Op een gegeven ogenblik beslissen meester Y en zijn cliënten dat de arbitrageprocedure moet worden gestart.

Artikel 4 van het procedurereglement van de Kamer van Arbitrage en Bemiddeling bepaalt:

Een verzoek om arbitrage kan niet worden ingediend dan nadat een der partijen de wederpartij per aangetekend schrijven of per fax in kennis heeft gesteld, of gelijktijdig met deze kennisgeving, van haar voornemen om het geschil aan de Kamer voor te leggen. Bewijs en kopie van deze kennisgeving of in voorkomende gevallen van een gezamenlijke aanvraag dienen aan het verzoek te worden toegevoegd, zodat de arbiter de procedure officieel kan bekrachtigen alvorens de partijen uit te nodigen om binnen een door hem te bepalen termijn de regels voor deze procedure op te stellen

Zich steunend op deze bepaling zendt meester Y volgende brieven:

  • Een aangetekende brief dd. 04.05.2009 aan de vzw Kamer van Arbitrage en Bemiddeling, verzonden op 06.05.2009
  • Een aangetekende brief dd. 04.05.2009 rechtstreeks aan de tegenpartij (cliënt van mr. X), verzonden op 11.05.2009
  • Een gewone brief dd. 11.05.2009 aan de vzw Kamer van Arbitrage en Bemiddeling, waarbij hij kopie zendt van de brief van 04.05.2009 aan de tegenpartij, slechts verzonden op 11.05.2009
  • Een brief dd. 11.05.2009 aan meester X met als bijlage de brief van zelfde datum aan de vzw Kamer van Arbitrage en Bemiddeling en de aangetekende brief aan de cliënt van meester X

De brief die meester Y aan de cliënt van meester X zendt, luidt als volgt:

In het kader van het tussen E-T gerezen schil doe ik u hierbij een kopie geworden van het schrijven dat ik richt aan de voorzitter van de Kamer van Arbitrage en Bemiddeling en waarin ik een aanvraag doe om arbitrage. Van nu af aan sta ik erop u mede te delen dat ik niet wens de procedureregeling voor de Kamer te wijzigen. In mijn optiek kan worden volstaan met een korte behandeling. De voorzitter van de Kamer ontvangt een kopie van dit schrijven.
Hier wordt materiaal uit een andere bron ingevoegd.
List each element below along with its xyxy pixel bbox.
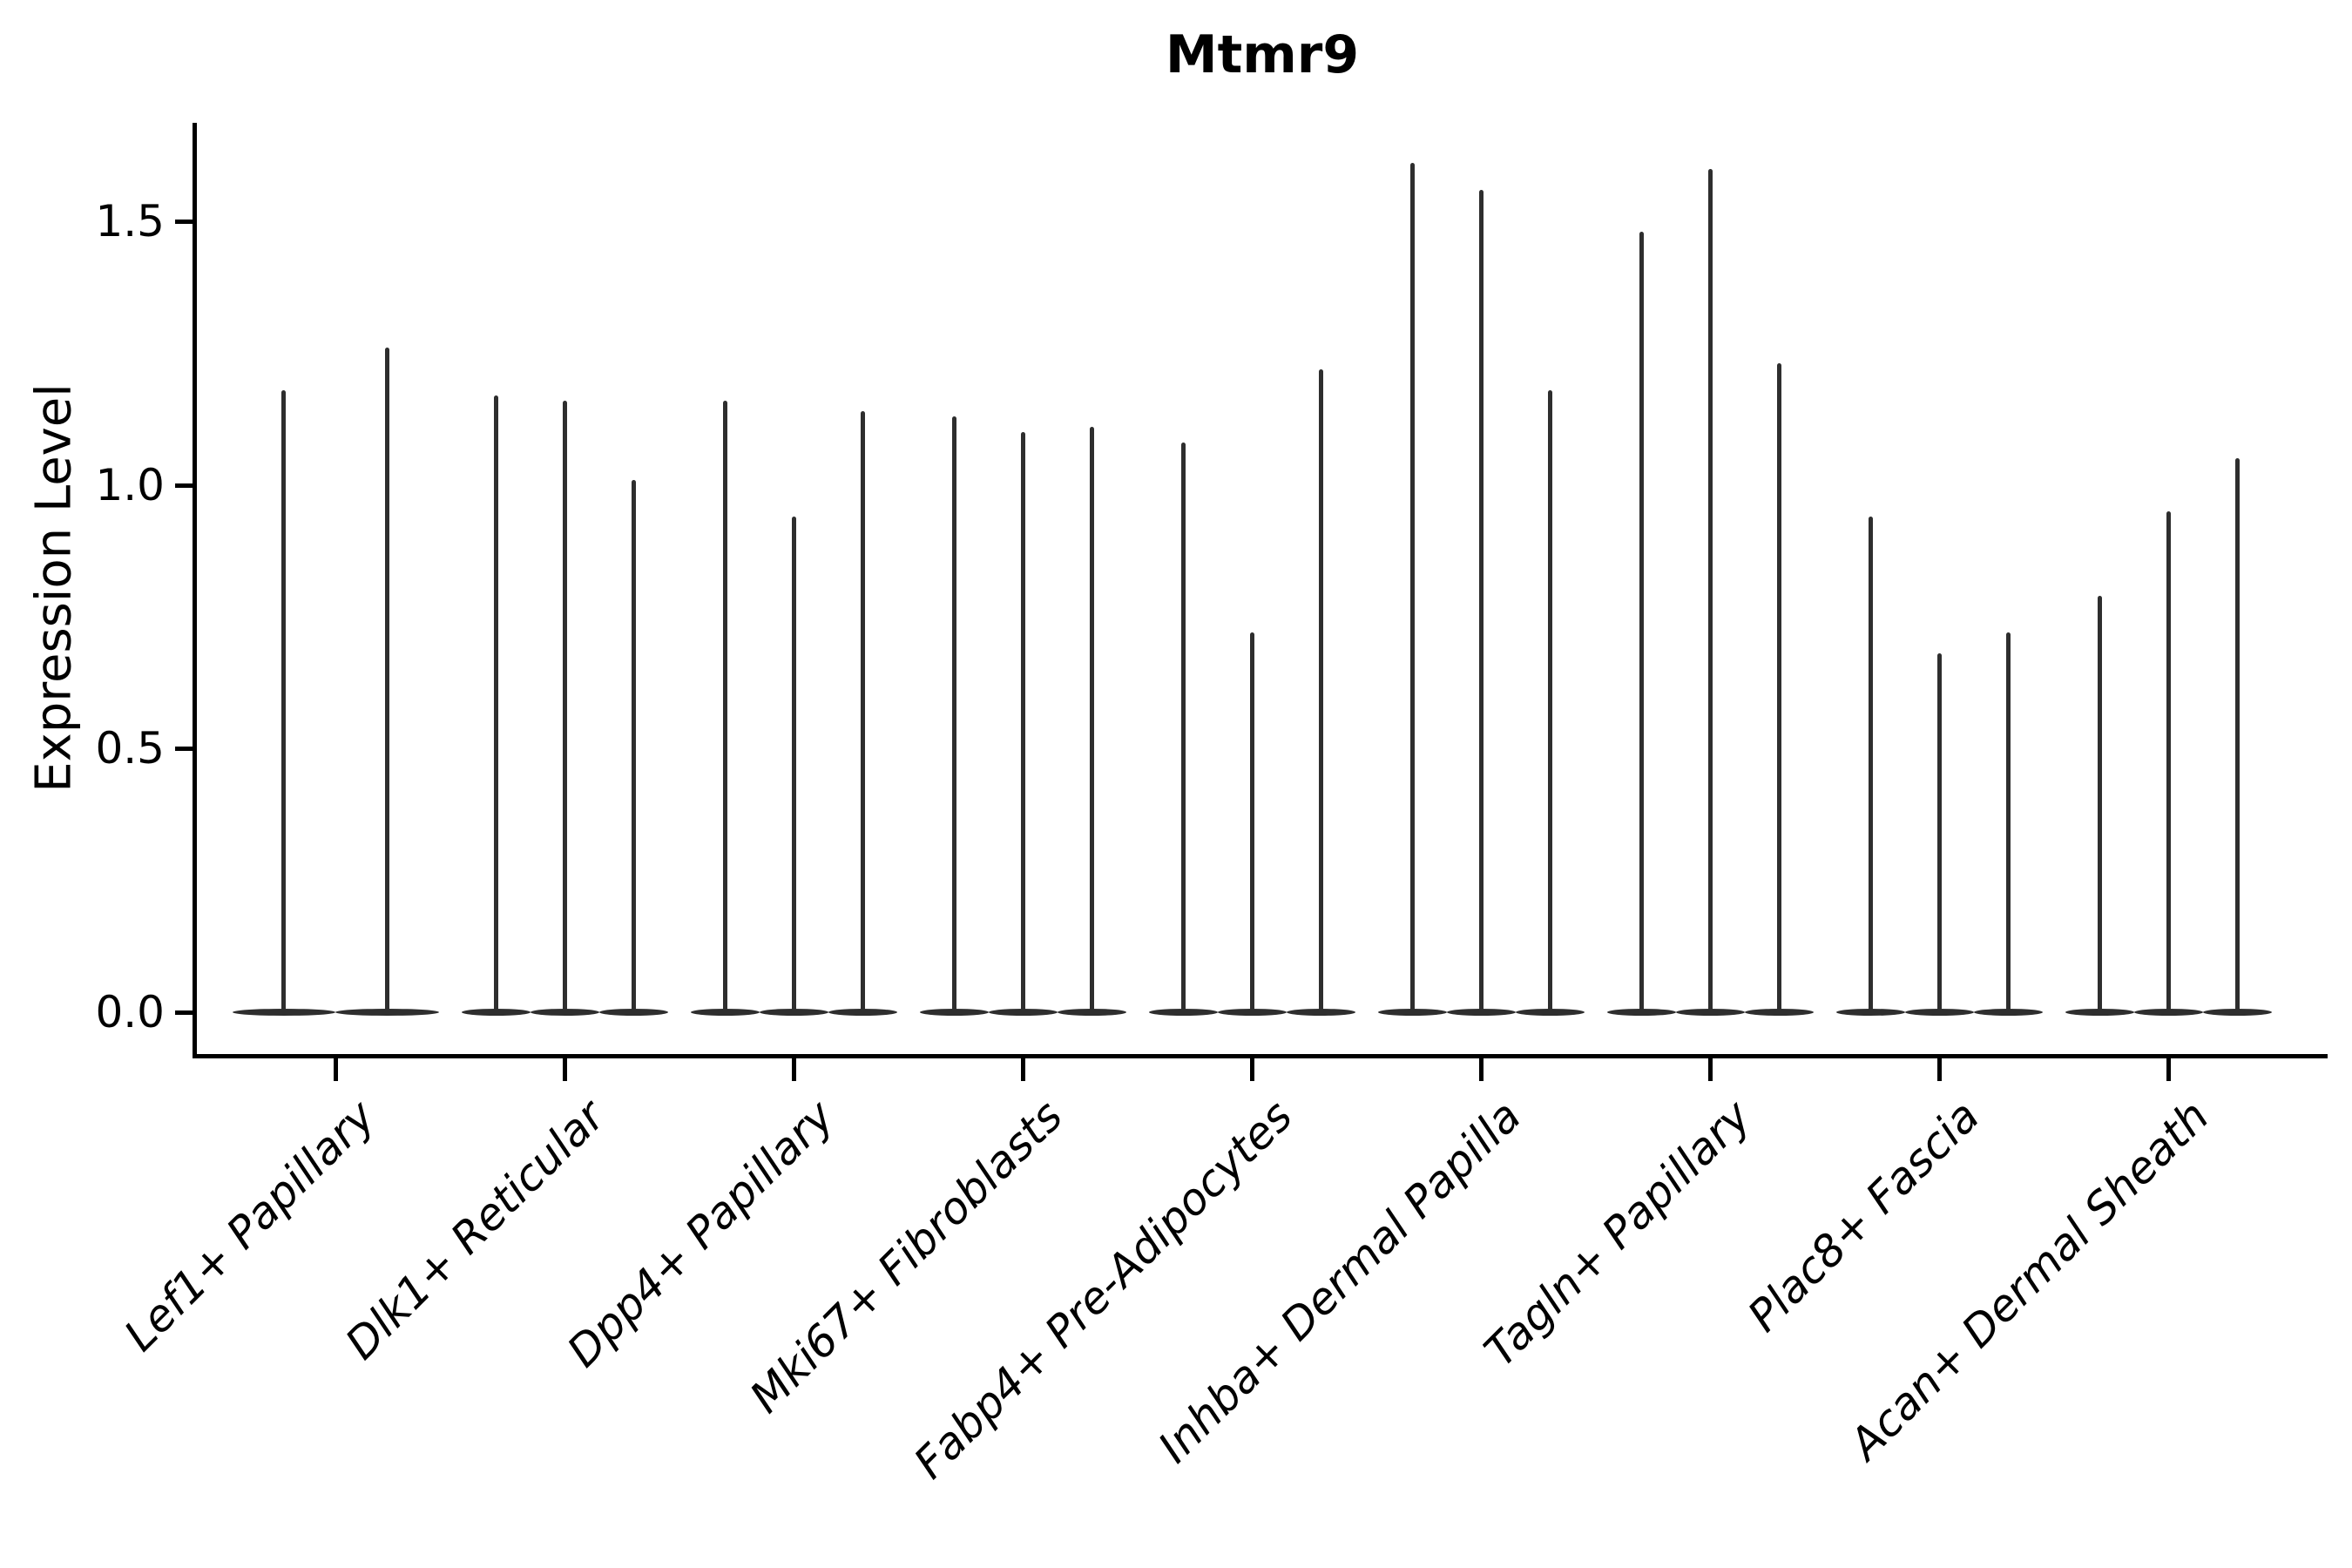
y-axis-spine [193,123,197,1058]
violin-base [1148,1009,1218,1016]
violin-spike [722,400,727,1012]
x-tick [2166,1058,2172,1081]
violin-spike [1089,427,1094,1012]
x-tick [791,1058,796,1081]
violin-spike [1410,163,1415,1012]
violin-base [1217,1009,1287,1016]
y-tick-label: 1.5 [95,196,165,247]
violin-spike [951,416,956,1012]
y-tick [175,747,193,752]
violin-spike [384,348,389,1012]
violin-base [232,1009,335,1016]
x-tick-label: Lef1+ Papillary [114,1091,386,1362]
x-tick [1249,1058,1254,1081]
violin-spike [791,517,796,1012]
violin-spike [1708,168,1713,1012]
violin-base [919,1009,989,1016]
violin-spike [1479,189,1484,1012]
x-tick [562,1058,567,1081]
violin-base [690,1009,760,1016]
violin-spike [2166,510,2172,1012]
violin-spike [2235,458,2240,1012]
violin-base [988,1009,1058,1016]
violin-spike [1639,232,1645,1012]
violin-spike [1249,632,1254,1012]
violin-base [1974,1009,2044,1016]
violin-base [598,1009,668,1016]
violin-spike [860,410,865,1012]
violin-base [2065,1009,2135,1016]
x-axis-spine [193,1054,2328,1058]
violin-spike [562,400,567,1012]
violin-spike [2098,595,2103,1012]
x-tick-label: Inhba+ Dermal Papilla [1149,1091,1531,1473]
x-tick [1479,1058,1484,1081]
violin-spike [1180,443,1186,1012]
violin-base [1516,1009,1585,1016]
violin-base [1905,1009,1975,1016]
y-tick [175,483,193,488]
x-tick [333,1058,338,1081]
violin-base [530,1009,599,1016]
violin-base [461,1009,531,1016]
violin-spike [493,395,498,1012]
violin-spike [1020,432,1025,1012]
violin-base [1836,1009,1906,1016]
y-tick-label: 0.0 [95,987,165,1037]
violin-spike [1777,363,1782,1012]
x-tick-label: Fabp4+ Pre-Adipocytes [903,1091,1302,1489]
violin-spike [1318,368,1323,1012]
violin-base [1676,1009,1746,1016]
violin-base [2203,1009,2273,1016]
violin-spike [1869,517,1874,1012]
x-tick [1020,1058,1025,1081]
violin-spike [1548,389,1552,1012]
violin-base [1378,1009,1447,1016]
violin-base [1607,1009,1677,1016]
violin-spike [281,389,287,1012]
y-tick [175,1010,193,1015]
violin-spike [2006,632,2011,1012]
violin-base [759,1009,828,1016]
y-tick [175,220,193,225]
violin-spike [631,479,636,1012]
violin-spike [1937,653,1943,1012]
violin-base [828,1009,897,1016]
x-tick [1937,1058,1943,1081]
violin-base [1057,1009,1126,1016]
y-tick-label: 1.0 [95,459,165,510]
x-tick-label: Plac8+ Fascia [1738,1091,1990,1342]
plot-title: Mtmr9 [1165,24,1360,85]
violin-base [1286,1009,1355,1016]
violin-base [1745,1009,1815,1016]
violin-base [1447,1009,1516,1016]
violin-base [2134,1009,2204,1016]
violin-base [335,1009,439,1016]
y-tick-label: 0.5 [95,723,165,774]
x-tick [1708,1058,1713,1081]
Meester X is van oordeel dat meester Y de brief van 4 mei 2009 niet rechtstreeks naar zijn cliënt mocht zenden, omdat een advocaat niet rechtstreeks een tegenpartij mag aanschrijven, wanneer hij weet dat deze tegenpartij een advocaat heeft. Meester X is tevens van oordeel dat meester Y deze brief niet mag aanwenden in de arbitrageprocedure, wat meteen ook voor gevolg zou hebben dat de arbitrageprocedure niet ontvankelijk zou zijn, gezien de brief blijkbaar een ontvankelijkheidsvereiste is. Ik laat daarbij in het midden of de brief thans voldoet aan artikel 4 van het procedurereglement, gezien de brief van 4 mei 2009 blijkbaar slechts werd verzonden op 11 mei 2009.

Advies

Overeenkomstig artikel 6 van het reglement betreffende de aan procedures verbonden regels van confraterniteit heeft de advocaat met betrekking tot een bepaalde zaak geen rechtstreeks contact met een partij, van wie hij weet dat deze in die zaak wordt bijgestaan door een advocaat, tenzij die advocaat uitdrukkelijk zijn toestemming heeft gegeven en op voorwaarde dat deze laatste op de hoogte wordt gehouden.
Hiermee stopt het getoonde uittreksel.